Friday, July 1, 2011

Remember Me: Aston Martin V12 Vantage Carbon Black

A couple of weeks ago, Aston Martin was kind enough to get me behind the wheel of a V8 Vantage S. A beautiful car, no doubt. So good looking in fact that you can call the Henrik Fisker penned coupe a modern day classic and get very little argument. Even from serious car guys that like little more than to sit around and argue. Fast, too, with 10 more horsepower (for a total of 430 hp) and 15 extra pound-feet of torque (361 lb-ft) than normal, all stuffed into 3600 pound sexified package. And the automated-manual transmission is so clunky that I’d almost forgotten I’d driven the poor Vantage S. In fact, when the PR lady at Aston wrote and asked how I enjoyed the car, I never wrote her back. I had nothing nice to say! Which is why yesterday, when I climbed into the 2012 V12 Vantage Carbon Black parked behind our office, I did so with low expectations.
And I gotta tell you: the window switches work backwards and there’s no auto up. The air conditioning barely works at all. The nav screen would have been worst in class a decade ago. Today, I can’t figure out if it’s pitiful or comical, though I supposed tragedy plus time does equal yucks. My wife described the interior as, “Like sitting inside an athletic shoe,” and the shift knob looks like a clubfoot. The seats are both highly uncomfortable and totally unsupportive. The gauges not only look cheap, but they don’t work very well. Why is there no indicated redline? And how about an oil pressure gauge? I’m not even entirely convinced that the fuel gauge works. Either way, the big-motored Vantage gets atrocious mileage. And costs about $200,000.
That said, if I were a savvy collector, if I were a man with the bankroll and foresight to make a move, I’d grab one of these with low miles just off lease and warehouse it somewhere for the next couple decades. Because the Aston Martin V12 Vantage is absolutely incredible and will only age well. Serious, it’s glorious. A borderline-inconceivable if not preposterous if not absurd notion of a car, yet an oh-so-classic concept all the same. We’re going to stuff a real humdinger of a motor into a small car and give it three pedals. Yes please!

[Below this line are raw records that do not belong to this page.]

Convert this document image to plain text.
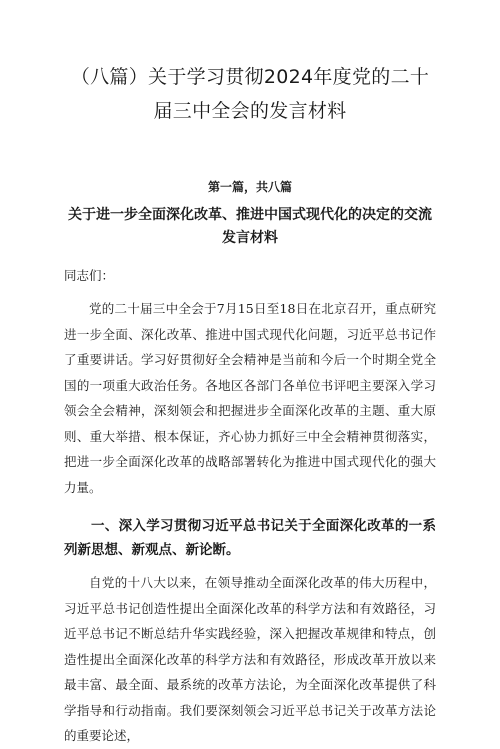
（八篇）关于学习贯彻2024年度党的二十届三中全会的发言材料
第一篇，共八篇
关于进一步全面深化改革、推进中国式现代化的决定的交流发言材料

同志们：

党的二十届三中全会于7月15日至18日在北京召开，重点研究进一步全面、深化改革、推进中国式现代化问题，习近平总书记作了重要讲话。学习好贯彻好全会精神是当前和今后一个时期全党全国的一项重大政治任务。各地区各部门各单位书评吧主要深入学习领会全会精神，深刻领会和把握进步全面深化改革的主题、重大原则、重大举措、根本保证，齐心协力抓好三中全会精神贯彻落实，把进一步全面深化改革的战略部署转化为推进中国式现代化的强大力量。

一、深入学习贯彻习近平总书记关于全面深化改革的一系列新思想、新观点、新论断。

自党的十八大以来，在领导推动全面深化改革的伟大历程中，习近平总书记创造性提出全面深化改革的科学方法和有效路径，习近平总书记不断总结升华实践经验，深入把握改革规律和特点，创造性提出全面深化改革的科学方法和有效路径，形成改革开放以来最丰富、最全面、最系统的改革方法论，为全面深化改革提供了科学指导和行动指南。我们要深刻领会习近平总书记关于改革方法论的重要论述，
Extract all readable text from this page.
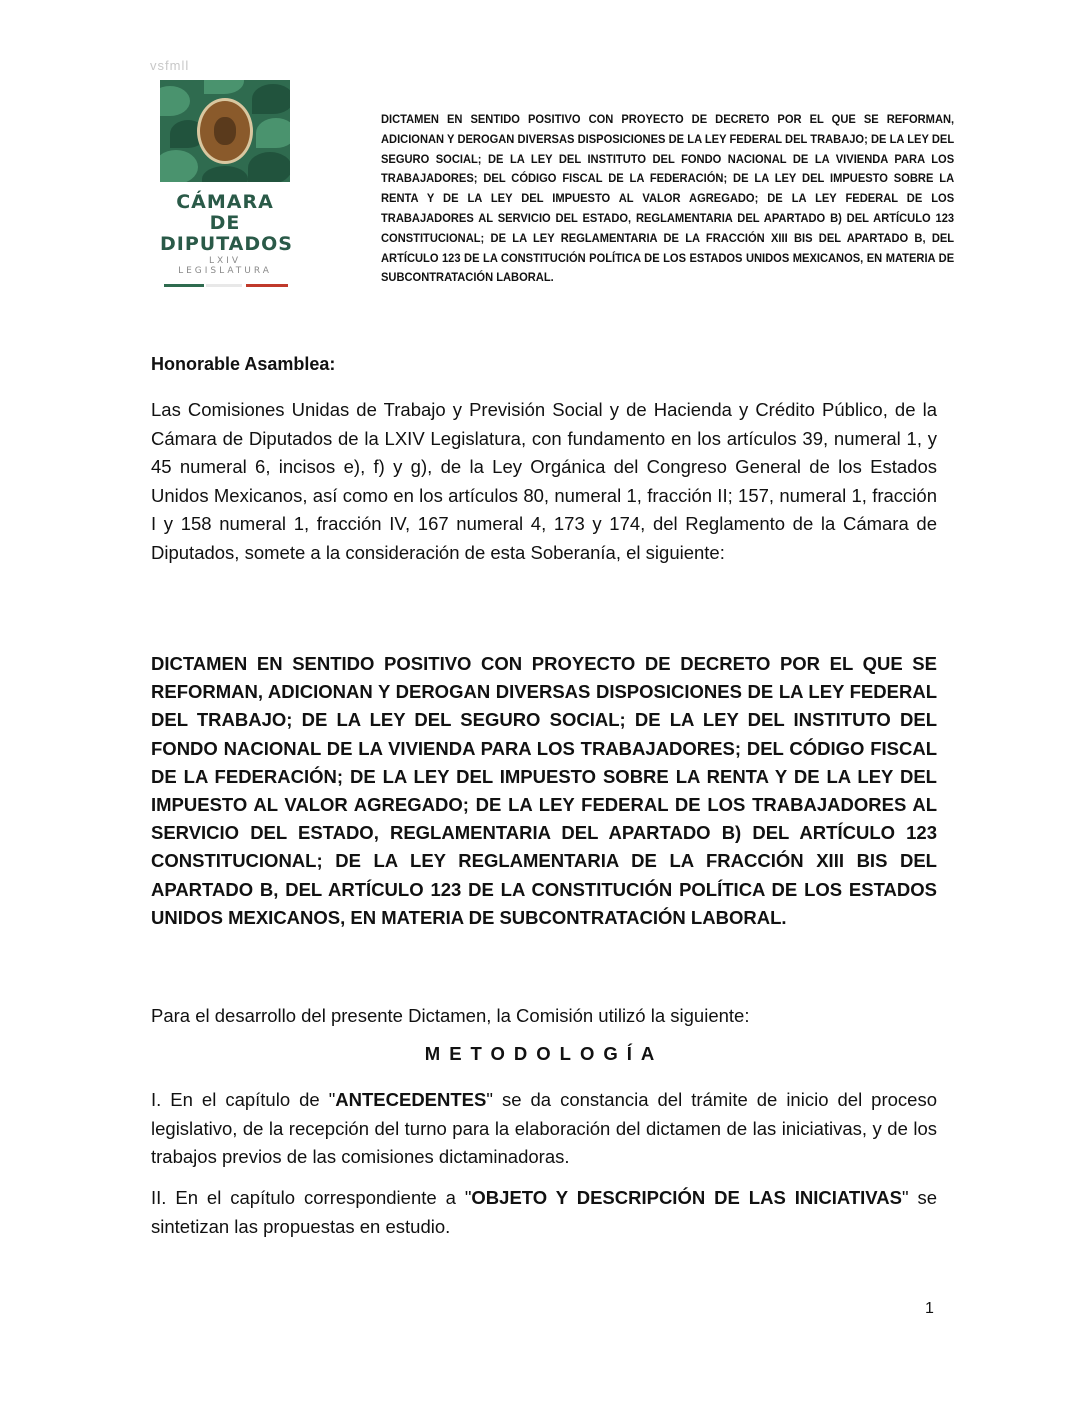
vsfmll
CÁMARA DE
DIPUTADOS
LXIV LEGISLATURA
DICTAMEN EN SENTIDO POSITIVO CON PROYECTO DE DECRETO POR EL QUE SE REFORMAN, ADICIONAN Y DEROGAN DIVERSAS DISPOSICIONES DE LA LEY FEDERAL DEL TRABAJO; DE LA LEY DEL SEGURO SOCIAL; DE LA LEY DEL INSTITUTO DEL FONDO NACIONAL DE LA VIVIENDA PARA LOS TRABAJADORES; DEL CÓDIGO FISCAL DE LA FEDERACIÓN; DE LA LEY DEL IMPUESTO SOBRE LA RENTA Y DE LA LEY DEL IMPUESTO AL VALOR AGREGADO; DE LA LEY FEDERAL DE LOS TRABAJADORES AL SERVICIO DEL ESTADO, REGLAMENTARIA DEL APARTADO B) DEL ARTÍCULO 123 CONSTITUCIONAL; DE LA LEY REGLAMENTARIA DE LA FRACCIÓN XIII BIS DEL APARTADO B, DEL ARTÍCULO 123 DE LA CONSTITUCIÓN POLÍTICA DE LOS ESTADOS UNIDOS MEXICANOS, EN MATERIA DE SUBCONTRATACIÓN LABORAL.
Honorable Asamblea:
Las Comisiones Unidas de Trabajo y Previsión Social y de Hacienda y Crédito Público, de la Cámara de Diputados de la LXIV Legislatura, con fundamento en los artículos 39, numeral 1, y 45 numeral 6, incisos e), f) y g), de la Ley Orgánica del Congreso General de los Estados Unidos Mexicanos, así como en los artículos 80, numeral 1, fracción II; 157, numeral 1, fracción I y 158 numeral 1, fracción IV, 167 numeral 4, 173 y 174, del Reglamento de la Cámara de Diputados, somete a la consideración de esta Soberanía, el siguiente:
DICTAMEN EN SENTIDO POSITIVO CON PROYECTO DE DECRETO POR EL QUE SE REFORMAN, ADICIONAN Y DEROGAN DIVERSAS DISPOSICIONES DE LA LEY FEDERAL DEL TRABAJO; DE LA LEY DEL SEGURO SOCIAL; DE LA LEY DEL INSTITUTO DEL FONDO NACIONAL DE LA VIVIENDA PARA LOS TRABAJADORES; DEL CÓDIGO FISCAL DE LA FEDERACIÓN; DE LA LEY DEL IMPUESTO SOBRE LA RENTA Y DE LA LEY DEL IMPUESTO AL VALOR AGREGADO; DE LA LEY FEDERAL DE LOS TRABAJADORES AL SERVICIO DEL ESTADO, REGLAMENTARIA DEL APARTADO B) DEL ARTÍCULO 123 CONSTITUCIONAL; DE LA LEY REGLAMENTARIA DE LA FRACCIÓN XIII BIS DEL APARTADO B, DEL ARTÍCULO 123 DE LA CONSTITUCIÓN POLÍTICA DE LOS ESTADOS UNIDOS MEXICANOS, EN MATERIA DE SUBCONTRATACIÓN LABORAL.
Para el desarrollo del presente Dictamen, la Comisión utilizó la siguiente:
METODOLOGÍA
I. En el capítulo de "ANTECEDENTES" se da constancia del trámite de inicio del proceso legislativo, de la recepción del turno para la elaboración del dictamen de las iniciativas, y de los trabajos previos de las comisiones dictaminadoras.
II. En el capítulo correspondiente a "OBJETO Y DESCRIPCIÓN DE LAS INICIATIVAS" se sintetizan las propuestas en estudio.
1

Here’s all you really need to know: The V12 Vantage has a big, 6.0-liter V12 located about a foot from your chest, a six-speed manual transmission, rear-wheel drive and an exhaust note that could open up for Slayer. Let’s stick with the sound for a second. While the V12’s engine note is superb, it’s the back-burble of the exhaust that lights your chest hair on fire. Under wide-open throttle the quad-pipes sound like Zeus sharpening his chainsaw on a cinderblock; let off the gas and he’s now gargling lava.
Then of course there’s the speed with which this little beast closes gaps. Think about how often you come upon a Camry hogging the fast lane in whatever it is you drive. Now multiply that by the speed of profanity, sweat and a mechanical sledgehammer. The result is that every single car on the road becomes an obstacle, a rolling chicane, before you can downshift. But that’s fine because should you decide to go around them, the V12 Vantage features laser-guided, homing pigeon style handling. Feel like slowing down? The squeaky yet ginormous carbon ceramic cymbal-sized brakes are more than up for the task. And remember, once you let off the throttle, the father of the gods starts gargling once more.
This car comes from another time and place. It comes from… the 80s. A time when supercars had faults and flaws, some actual personality and character, and were the better for it. Since when did you want your Lamborghini to behave like an Audi? Supercars used to be temperamental sons of bitches that dared you to love them. They smelled funny, they hurt your back, they rarely ran and you couldn’t see what you just blew past. Amen! The V12 Vantage is cut from that same tattered but eternally fetching cloth. This car is a warts and all type of monster. Instead of Carbon Black, Aston should have branded this one the Lemmy Kilmister edition (thanks Phil).
I liked the V12 Vantage so much that I started calling people I hadn’t talked to in years just because they had to know. We’re talking real and serious car guys, who even though we hadn’t said boo to one another in 18 months, had no problem carrying on a 30 minute conversation because that’s how special this big-motored Vantage is. Remember, since the demise of the Murcielago, Aston Martin is the only company left on earth attaching manual transmissions to V12s, and the Vantage is the smallest car they make. Meaning that I’m driving the lightest three-pedal V12 automobile you can buy. I had to let everyone capable of grokking that fact’s significance know all about it. Maybe most telling, is that the V12 Vantage made me think of my father, the man who drilled into me the inherent superiority of all things automotive and British, and why you most look past all their imperfections to spot the perfections. He would have absolutely loved this top rung Vantage; I wish there’s someway I could give him a ride.